Search code examples
rggplot2tidyverseroc

ROC curve in ggplot calculation [r]


I am trying to create a ROC curve in ggplot

I wrote function myself, however when I compare my results to results from roc_curve function from community (that I believe more) I get different results.

I would like to ask where is mistake in the function below?

library(ggplot2)
library(dplyr)
library(yardstick)
n <- 300 # sample size
data <- 
data.frame(
  real = sample(c(0,1), replace=TRUE, size=n), 
  pred = sample(runif(n), replace=TRUE, size=n)
)


simple_roc <- function(labels, scores){
  labels <- labels[order(scores, decreasing=TRUE)]
  data.frame(TPR=cumsum(labels)/sum(labels), FPR=cumsum(!labels)/sum(!labels), labels)
}



simple_roc(data$real, data$pred) %>% 
  ggplot(aes(TPR, FPR)) + 
  geom_line()


yardstick::roc_curve(data, factor(real), pred) %>% 
  ggplot(aes(1 - specificity, sensitivity)) + 
  geom_line()



Solution

  • First you need to anchor your ROC curve in the points (0, 0) and (1, 1).

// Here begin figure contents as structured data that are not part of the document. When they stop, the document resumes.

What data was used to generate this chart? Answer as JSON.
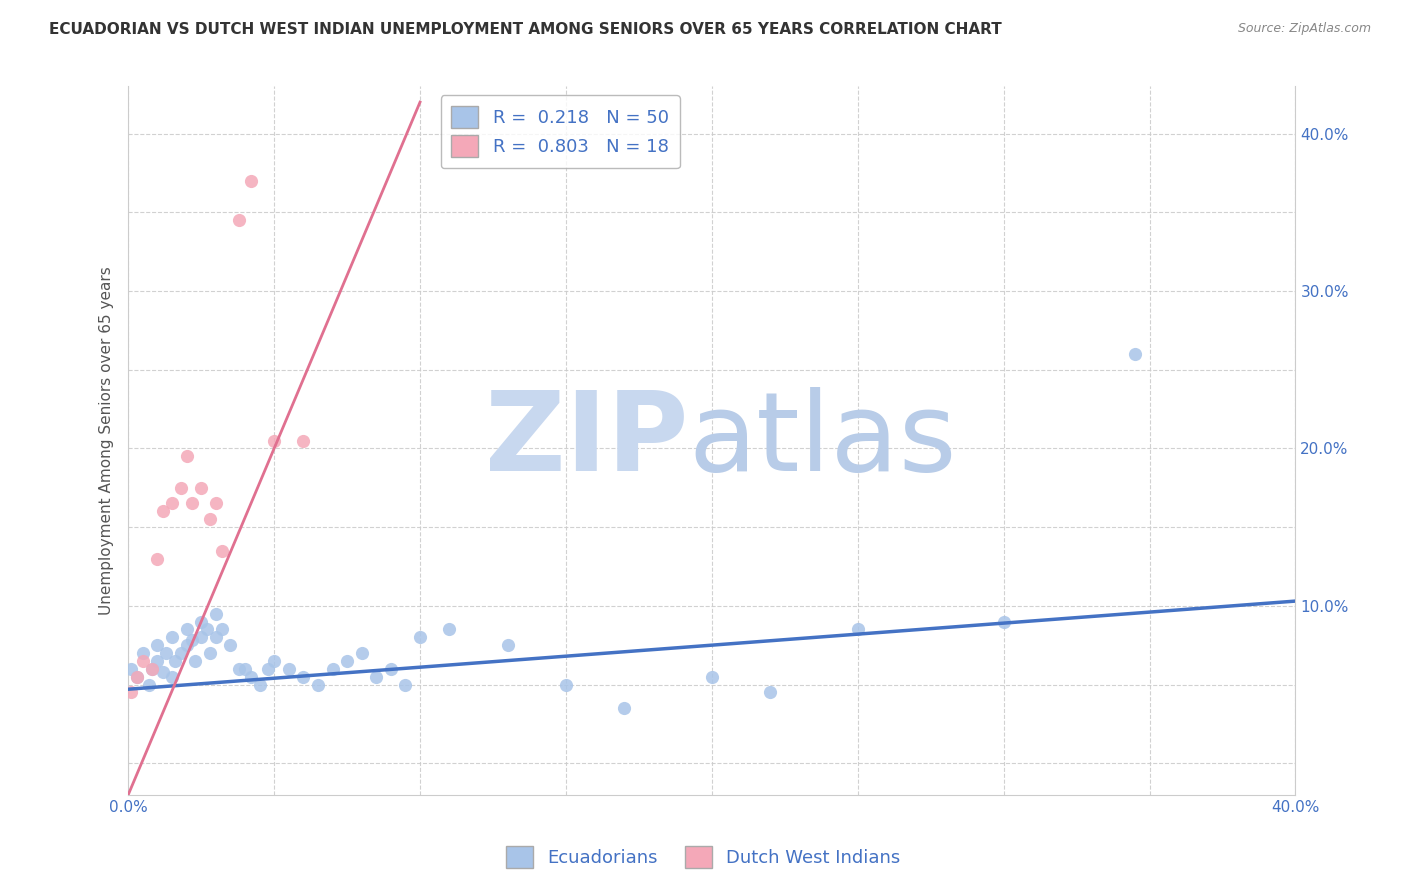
{
  "title": "ECUADORIAN VS DUTCH WEST INDIAN UNEMPLOYMENT AMONG SENIORS OVER 65 YEARS CORRELATION CHART",
  "source": "Source: ZipAtlas.com",
  "ylabel": "Unemployment Among Seniors over 65 years",
  "xlim": [
    0.0,
    0.4
  ],
  "ylim": [
    -0.02,
    0.43
  ],
  "background_color": "#ffffff",
  "grid_color": "#cccccc",
  "blue_color": "#a8c4e8",
  "pink_color": "#f4a8b8",
  "blue_line_color": "#4472c4",
  "pink_line_color": "#e07090",
  "legend_text_color": "#4472c4",
  "tick_color": "#4472c4",
  "legend_blue_label": "R =  0.218   N = 50",
  "legend_pink_label": "R =  0.803   N = 18",
  "blue_line_x0": 0.0,
  "blue_line_x1": 0.4,
  "blue_line_y0": 0.047,
  "blue_line_y1": 0.103,
  "pink_line_x0": 0.0,
  "pink_line_x1": 0.1,
  "pink_line_y0": -0.02,
  "pink_line_y1": 0.42,
  "ecuadorian_x": [
    0.001,
    0.003,
    0.005,
    0.007,
    0.008,
    0.01,
    0.01,
    0.012,
    0.013,
    0.015,
    0.015,
    0.016,
    0.018,
    0.02,
    0.02,
    0.022,
    0.023,
    0.025,
    0.025,
    0.027,
    0.028,
    0.03,
    0.03,
    0.032,
    0.035,
    0.038,
    0.04,
    0.042,
    0.045,
    0.048,
    0.05,
    0.055,
    0.06,
    0.065,
    0.07,
    0.075,
    0.08,
    0.085,
    0.09,
    0.095,
    0.1,
    0.11,
    0.13,
    0.15,
    0.17,
    0.2,
    0.22,
    0.25,
    0.3,
    0.345
  ],
  "ecuadorian_y": [
    0.06,
    0.055,
    0.07,
    0.05,
    0.06,
    0.065,
    0.075,
    0.058,
    0.07,
    0.055,
    0.08,
    0.065,
    0.07,
    0.075,
    0.085,
    0.078,
    0.065,
    0.08,
    0.09,
    0.085,
    0.07,
    0.095,
    0.08,
    0.085,
    0.075,
    0.06,
    0.06,
    0.055,
    0.05,
    0.06,
    0.065,
    0.06,
    0.055,
    0.05,
    0.06,
    0.065,
    0.07,
    0.055,
    0.06,
    0.05,
    0.08,
    0.085,
    0.075,
    0.05,
    0.035,
    0.055,
    0.045,
    0.085,
    0.09,
    0.26
  ],
  "dutch_x": [
    0.001,
    0.003,
    0.005,
    0.008,
    0.01,
    0.012,
    0.015,
    0.018,
    0.02,
    0.022,
    0.025,
    0.028,
    0.03,
    0.032,
    0.038,
    0.042,
    0.05,
    0.06
  ],
  "dutch_y": [
    0.045,
    0.055,
    0.065,
    0.06,
    0.13,
    0.16,
    0.165,
    0.175,
    0.195,
    0.165,
    0.175,
    0.155,
    0.165,
    0.135,
    0.345,
    0.37,
    0.205,
    0.205
  ],
  "legend_fontsize": 13,
  "title_fontsize": 11,
  "axis_label_fontsize": 11,
  "tick_fontsize": 11,
  "watermark_zip_color": "#c8d8ef",
  "watermark_atlas_color": "#b8cce8"
}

    simple_roc <- function(labels, scores){
      labels <- labels[order(scores, decreasing=TRUE)]
      data.frame(
                 TPR = c(0, cumsum(labels)/sum(labels), 1),
                 FPR = c(0, cumsum(!labels)/sum(!labels), 1)
      )
    }
    

    Then the order in which your data is presented matters in ggplot2. Reversing the line direction should get you a bit closer:

    yardstick::roc_curve(data, factor(real), pred) %>% 
      ggplot(aes(rev(1 - specificity), rev(sensitivity))) + 
      geom_line()
    

    I would recommend against using your own function for any serious work. There are many other things that can go wrong and that well-maintained packages will handle properly such as missing values, infinite values, absence of some labels, and others that I can't even think about right now.